Second, the Special Housing Adaptation (SHA) Grant is available for veterans who already own a home that needs to be adapted or veterans who plan on purchasing a home that needs to be adapted. SHA grants may also help with the purchase of an already adapted home. For example, a veteran may use this grant to help purchase a home that already has all of the required accommodations for a wheelchair. 

Third, there are Temporary Residence Adaptation (TRA) Grants open to veterans who are temporarily living with family whose home needs to be adapted to suit the veteran’s disability. To get a TRA grant, a veteran must be eligible for an SHA or SAH grant. However, note that using the TRA grant will not deplete the total amount of grant funds available to the veteran. 

There are also addition veteran housing assistance programs you may qualify for. 

Eligibility Requirements for Veteran Grant Programs

Each veteran grant program has its own eligibility requirements. However, several of these requirements are shared between grant programs. For example, both SAH and SHA are only available to veterans who own their home. Other qualifications that must be met include requirements that are related to: 

  • Service length. 
  • The service-connected disability that the applicant is afflicted with.  
  • The number of times that the applicant has received a veteran grant. 

After you apply for a veteran grant, you will be notified about the decision made on your case. If you are not found eligible for a grant program, your notice will also provide the reason that you did not meet eligibility requirements. It is essential that you review these requirements carefully. For example, if you are denied for failing to provide the necessary documentation or failing to fully complete your application, you could still be eligible for benefits and may need to reapply. 

Learn How to Apply for a Veteran Grant 

The application process for SAH, SHA and TRA grants is the same due to the fact that a single application form is used for these grants. These grants can be obtained any time by filling out VA Form 26-4555 online, over the phone, by mail or in person at your local VA regional office. 

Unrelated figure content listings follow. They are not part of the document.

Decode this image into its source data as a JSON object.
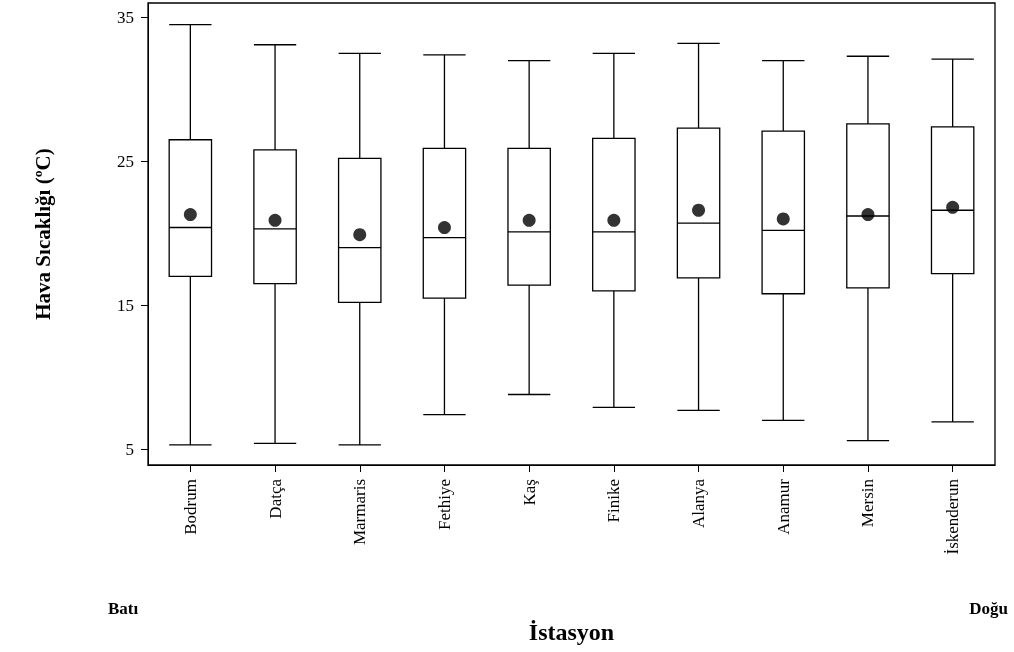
{
  "chart_data": {
    "type": "box",
    "xlabel": "İstasyon",
    "ylabel": "Hava Sıcaklığı (ºC)",
    "annotations": [
      "Batı",
      "Doğu"
    ],
    "categories": [
      "Bodrum",
      "Datça",
      "Marmaris",
      "Fethiye",
      "Kaş",
      "Finike",
      "Alanya",
      "Anamur",
      "Mersin",
      "İskenderun"
    ],
    "ylim": [
      3.9,
      36
    ],
    "yticks": [
      5,
      15,
      25,
      35
    ],
    "grid": false,
    "series": [
      {
        "type": "box",
        "color": "#000000",
        "boxes": [
          {
            "low": 5.3,
            "q1": 17.0,
            "median": 20.4,
            "q3": 26.5,
            "high": 34.5
          },
          {
            "low": 5.4,
            "q1": 16.5,
            "median": 20.3,
            "q3": 25.8,
            "high": 33.1
          },
          {
            "low": 5.3,
            "q1": 15.2,
            "median": 19.0,
            "q3": 25.2,
            "high": 32.5
          },
          {
            "low": 7.4,
            "q1": 15.5,
            "median": 19.7,
            "q3": 25.9,
            "high": 32.4
          },
          {
            "low": 8.8,
            "q1": 16.4,
            "median": 20.1,
            "q3": 25.9,
            "high": 32.0
          },
          {
            "low": 7.9,
            "q1": 16.0,
            "median": 20.1,
            "q3": 26.6,
            "high": 32.5
          },
          {
            "low": 7.7,
            "q1": 16.9,
            "median": 20.7,
            "q3": 27.3,
            "high": 33.2
          },
          {
            "low": 7.0,
            "q1": 15.8,
            "median": 20.2,
            "q3": 27.1,
            "high": 32.0
          },
          {
            "low": 5.6,
            "q1": 16.2,
            "median": 21.2,
            "q3": 27.6,
            "high": 32.3
          },
          {
            "low": 6.9,
            "q1": 17.2,
            "median": 21.6,
            "q3": 27.4,
            "high": 32.1
          }
        ]
      },
      {
        "type": "scatter",
        "color": "#000000",
        "marker": "circle",
        "x": [
          "Bodrum",
          "Datça",
          "Marmaris",
          "Fethiye",
          "Kaş",
          "Finike",
          "Alanya",
          "Anamur",
          "Mersin",
          "İskenderun"
        ],
        "values": [
          21.3,
          20.9,
          19.9,
          20.4,
          20.9,
          20.9,
          21.6,
          21.0,
          21.3,
          21.8
        ]
      }
    ]
  }
}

During the application, you will need to verify your eligibility based on your disability. Remember that you must have a permanent and total service-connected disability to qualify. The exact types of qualifying disabilities also vary depending on whether you are requesting the SAH or SHA grant.

It is also important to understand that the VA accepts a limited number of applicants during each fiscal year. If you are eligible for a grant based on your disability but did not receive funding before the cap is reached, you are encouraged to apply in the next fiscal year. 

When submitting an application for a VA grant, you may be required to provide documentation to support your application. Where documentation is required, it is essential that you submit your documents in a timely manner to avoid a delay or denial of benefits.

Discover Veteran Grant Benefits 

Before applying for a grant, it helps to understand what benefits you may receive under each of these VA programs. In 2019, the maximum amount awarded for a SAH grant was $85,645 and the maximum amount for SHA grants was $17,130 per recipient. If you are eligible for a temporary TRA grant, you may receive up to $37,597 depending on what type of grant you choose to use for your permanent housing needs in the future. Keep in mind that these amounts are subject to change from one year to the next.